Monday, Nov. 03, 1947

Overalls & Ermine

For a moment last week the drab machinery of British government was once again clothed in fancy dress. Against a misty background that might have been borrowed from Gilbert & Sullivan's lolanthe, the towers of Westminster stood pale and blue. Before them, brightly uniformed guardsmen strutted to the music of proud tarantaras. Royal Artillerymen in bearskins and tunics heavy with gold fired salutes from the park, while cavalrymen with gleaming, upraised sabers marched jet black steeds. From Buckingham Palace in gilded coaches came Their Majesties, King George, Queen Elizabeth and Princess Elizabeth, to open the third session of Parliament under the Labor Government.

Crowds lined the streets to watch the royal procession, and in the ornate House of Lords befurred peeresses, morning-coated peers and Members of Parliament bowed as the King took his place in. front of a row of bewigged law lords in scarlet and ermine. But when the King stood up to deliver his official speech, beneath the royal panoply the overalls of Labor were plainly visible.

In the speech (ghosted, according to hardened precedent, by his Government ministers), King George outlined parliamentary plans for the coming year. They included routine hopes for increased production and exports, plans to cut the armed forces, to grant independence to Burma, to nationalize the gas industry, and to revamp the criminal code. Tucked in among the expected announcements was one bombshell sentence which hit Tory, peer and commoner alike. "Legislation," said the King in his slightly halting voice, "will be introduced to amend the Parliament Act, 1911."

Wing Clipping. It was the opening shot in Labor's campaign to clip the wings of the House of Lords. As Prime Minister Attlee explained to the House of Commons later, the 1911 act prevented the Lords from holding up "money bills" introduced in the House of Commons, but the Lords could still block any other legislation for a period of two years. Labor wanted the delaying power cut to one year. Attlee's main interest in the matter was to insure clear passage of Labor's forthcoming bill to nationalize iron and steel. From the Tory benches came a growl of fury. "A deliberate act of Socialist aggression," muttered Winston Churchill. (But he grinned when Attlee began quoting what Churchill, as a member of the Liberal Government in 1911, had said against the "formidable and even menacing" powers the Lords retained even after the 1911 act.)

The press was equally unsympathetic. "It is wholly out of accord with the decencies of constitutional usage," thundered the Times, "that suddenly, without cause or provocation ... a single party should . . . seek to diminish the remaining powers of the upper house for the purely cynical purpose of easing the passage of a single controversial measure." Other papers denounced Attlee for raising an issue certain to divide the nation at a time of crisis.
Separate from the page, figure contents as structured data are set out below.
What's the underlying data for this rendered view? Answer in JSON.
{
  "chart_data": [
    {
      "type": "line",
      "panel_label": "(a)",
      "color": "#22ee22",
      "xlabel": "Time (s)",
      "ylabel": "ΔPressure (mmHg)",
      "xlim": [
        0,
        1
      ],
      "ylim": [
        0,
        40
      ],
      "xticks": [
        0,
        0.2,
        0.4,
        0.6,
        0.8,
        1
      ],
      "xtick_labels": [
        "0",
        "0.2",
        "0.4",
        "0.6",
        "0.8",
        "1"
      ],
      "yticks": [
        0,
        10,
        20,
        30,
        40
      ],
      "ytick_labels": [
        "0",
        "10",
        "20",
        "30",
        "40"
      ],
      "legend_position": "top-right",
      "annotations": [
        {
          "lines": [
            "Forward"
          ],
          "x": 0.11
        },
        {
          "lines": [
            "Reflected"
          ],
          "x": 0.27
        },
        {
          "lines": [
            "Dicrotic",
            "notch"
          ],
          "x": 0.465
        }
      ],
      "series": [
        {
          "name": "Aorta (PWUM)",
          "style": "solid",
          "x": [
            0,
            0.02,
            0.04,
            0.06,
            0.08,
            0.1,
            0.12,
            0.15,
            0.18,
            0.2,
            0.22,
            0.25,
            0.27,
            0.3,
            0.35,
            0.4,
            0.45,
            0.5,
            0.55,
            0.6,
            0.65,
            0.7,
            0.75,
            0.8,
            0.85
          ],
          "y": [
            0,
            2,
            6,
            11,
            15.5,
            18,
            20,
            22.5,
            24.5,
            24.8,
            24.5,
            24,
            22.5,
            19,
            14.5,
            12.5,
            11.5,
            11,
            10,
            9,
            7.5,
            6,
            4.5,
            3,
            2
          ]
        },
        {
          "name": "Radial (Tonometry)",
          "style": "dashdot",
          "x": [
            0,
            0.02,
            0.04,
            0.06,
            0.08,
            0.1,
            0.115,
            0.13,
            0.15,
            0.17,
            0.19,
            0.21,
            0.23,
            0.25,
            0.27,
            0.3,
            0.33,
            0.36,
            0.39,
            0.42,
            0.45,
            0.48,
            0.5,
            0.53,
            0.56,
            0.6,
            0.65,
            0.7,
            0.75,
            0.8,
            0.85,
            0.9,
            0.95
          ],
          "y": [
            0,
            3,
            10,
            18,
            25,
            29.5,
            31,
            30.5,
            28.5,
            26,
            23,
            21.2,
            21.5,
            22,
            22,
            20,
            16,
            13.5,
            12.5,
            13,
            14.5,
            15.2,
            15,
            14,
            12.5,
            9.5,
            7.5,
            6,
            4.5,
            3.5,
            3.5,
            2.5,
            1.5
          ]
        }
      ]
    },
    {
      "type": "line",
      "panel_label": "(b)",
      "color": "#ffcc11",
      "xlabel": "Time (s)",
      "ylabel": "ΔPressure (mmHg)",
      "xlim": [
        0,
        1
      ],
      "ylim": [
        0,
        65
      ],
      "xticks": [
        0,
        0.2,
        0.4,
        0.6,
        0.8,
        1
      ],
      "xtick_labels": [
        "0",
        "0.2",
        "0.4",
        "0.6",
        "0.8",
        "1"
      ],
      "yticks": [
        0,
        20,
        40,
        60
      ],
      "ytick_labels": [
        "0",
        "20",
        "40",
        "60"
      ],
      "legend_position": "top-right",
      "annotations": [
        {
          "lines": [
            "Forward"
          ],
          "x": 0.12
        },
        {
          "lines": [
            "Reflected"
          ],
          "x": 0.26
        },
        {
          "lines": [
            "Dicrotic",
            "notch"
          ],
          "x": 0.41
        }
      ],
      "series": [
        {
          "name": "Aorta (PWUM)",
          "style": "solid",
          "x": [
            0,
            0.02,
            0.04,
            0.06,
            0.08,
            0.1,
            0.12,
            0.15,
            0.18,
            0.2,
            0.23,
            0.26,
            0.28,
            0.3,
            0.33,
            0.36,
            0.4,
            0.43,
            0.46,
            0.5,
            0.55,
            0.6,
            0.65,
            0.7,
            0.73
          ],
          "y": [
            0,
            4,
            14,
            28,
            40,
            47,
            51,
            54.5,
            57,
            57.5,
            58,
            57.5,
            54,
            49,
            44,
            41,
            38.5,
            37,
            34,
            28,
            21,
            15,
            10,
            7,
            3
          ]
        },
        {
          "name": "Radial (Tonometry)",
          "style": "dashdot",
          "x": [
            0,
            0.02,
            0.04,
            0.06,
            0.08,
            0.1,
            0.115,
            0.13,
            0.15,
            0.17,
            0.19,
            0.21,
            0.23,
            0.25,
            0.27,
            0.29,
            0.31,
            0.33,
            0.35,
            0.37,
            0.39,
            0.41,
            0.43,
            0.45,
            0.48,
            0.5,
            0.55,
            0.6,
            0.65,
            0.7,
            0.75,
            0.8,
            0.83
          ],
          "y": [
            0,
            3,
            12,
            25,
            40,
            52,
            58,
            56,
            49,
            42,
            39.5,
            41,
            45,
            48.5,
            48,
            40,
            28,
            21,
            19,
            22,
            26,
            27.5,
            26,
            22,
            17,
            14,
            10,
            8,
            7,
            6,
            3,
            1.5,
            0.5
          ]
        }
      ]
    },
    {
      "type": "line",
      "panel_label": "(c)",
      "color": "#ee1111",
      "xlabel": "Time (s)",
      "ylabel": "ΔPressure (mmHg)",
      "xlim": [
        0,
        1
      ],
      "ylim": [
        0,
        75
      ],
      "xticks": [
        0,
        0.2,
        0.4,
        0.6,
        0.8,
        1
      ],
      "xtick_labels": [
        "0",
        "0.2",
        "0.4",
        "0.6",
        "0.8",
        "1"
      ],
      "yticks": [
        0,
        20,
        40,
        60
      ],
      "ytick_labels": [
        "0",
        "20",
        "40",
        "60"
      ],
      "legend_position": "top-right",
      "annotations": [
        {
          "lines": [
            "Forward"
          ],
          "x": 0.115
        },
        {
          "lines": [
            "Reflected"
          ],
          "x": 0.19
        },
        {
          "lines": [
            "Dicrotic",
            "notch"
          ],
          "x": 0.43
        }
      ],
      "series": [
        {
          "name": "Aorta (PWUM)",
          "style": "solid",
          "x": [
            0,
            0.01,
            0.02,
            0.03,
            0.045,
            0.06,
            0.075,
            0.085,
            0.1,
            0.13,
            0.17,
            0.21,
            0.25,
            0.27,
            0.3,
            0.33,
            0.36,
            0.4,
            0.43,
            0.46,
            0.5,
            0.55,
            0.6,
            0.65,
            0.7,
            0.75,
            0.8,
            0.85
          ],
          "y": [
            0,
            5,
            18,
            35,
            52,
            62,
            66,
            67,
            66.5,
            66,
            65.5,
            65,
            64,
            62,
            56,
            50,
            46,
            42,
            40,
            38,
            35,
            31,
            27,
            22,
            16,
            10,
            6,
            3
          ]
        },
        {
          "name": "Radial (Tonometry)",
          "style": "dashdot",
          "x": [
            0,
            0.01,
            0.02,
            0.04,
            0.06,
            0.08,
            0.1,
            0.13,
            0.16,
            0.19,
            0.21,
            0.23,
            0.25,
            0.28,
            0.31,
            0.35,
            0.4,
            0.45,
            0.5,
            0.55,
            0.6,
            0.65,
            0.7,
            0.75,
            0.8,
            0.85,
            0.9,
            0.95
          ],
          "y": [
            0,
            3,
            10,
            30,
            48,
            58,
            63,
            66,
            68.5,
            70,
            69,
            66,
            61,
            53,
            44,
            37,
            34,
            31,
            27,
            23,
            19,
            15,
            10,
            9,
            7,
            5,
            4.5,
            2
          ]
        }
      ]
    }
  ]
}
Even the Archbishop of Canterbury (who, along with the Archbishop of York and 24 of the 41 Church of England Bishops, sits in the House of Lords) stepped into the fray. "Round this bone of contention," he said, "there will be a dogfight. The Government must have known . . . that the raising of this question . . . must divert the ... energy of the nation from its overwhelming task."

Outworn Methods. But despite the growling and snarling in press and Parliament, Britain's man-in-the-street seemed apathetic to the dogfight. He was more concerned with a speech by Economic Dictator Sir Stafford Cripps announcing yet another reduction in the living standard. Sugar was to go from ten to eight ounces a week. There would be no more U.S. tobacco. "If we allow our resources to be rapidly deflated, we will face the possibility of wholesale hunger and unemployment."

"We must not," Sir Stafford told the people of Britain, "let outworn methods of democracy, suitable perhaps for easier times, impose upon us delays that may well be fatal. It is easy enough, perhaps fatally too easy, to call for compulsions of every kind to cut short the methods of democratic consultation--but not in that way shall we save our fundamental freedoms enshrined in our democracy. . . . The question . . . is whether we as individuals can discipline ourselves to the task that lies before us or whether we are going to invite the harsh discipline of events to impose such dreaded solutions upon us."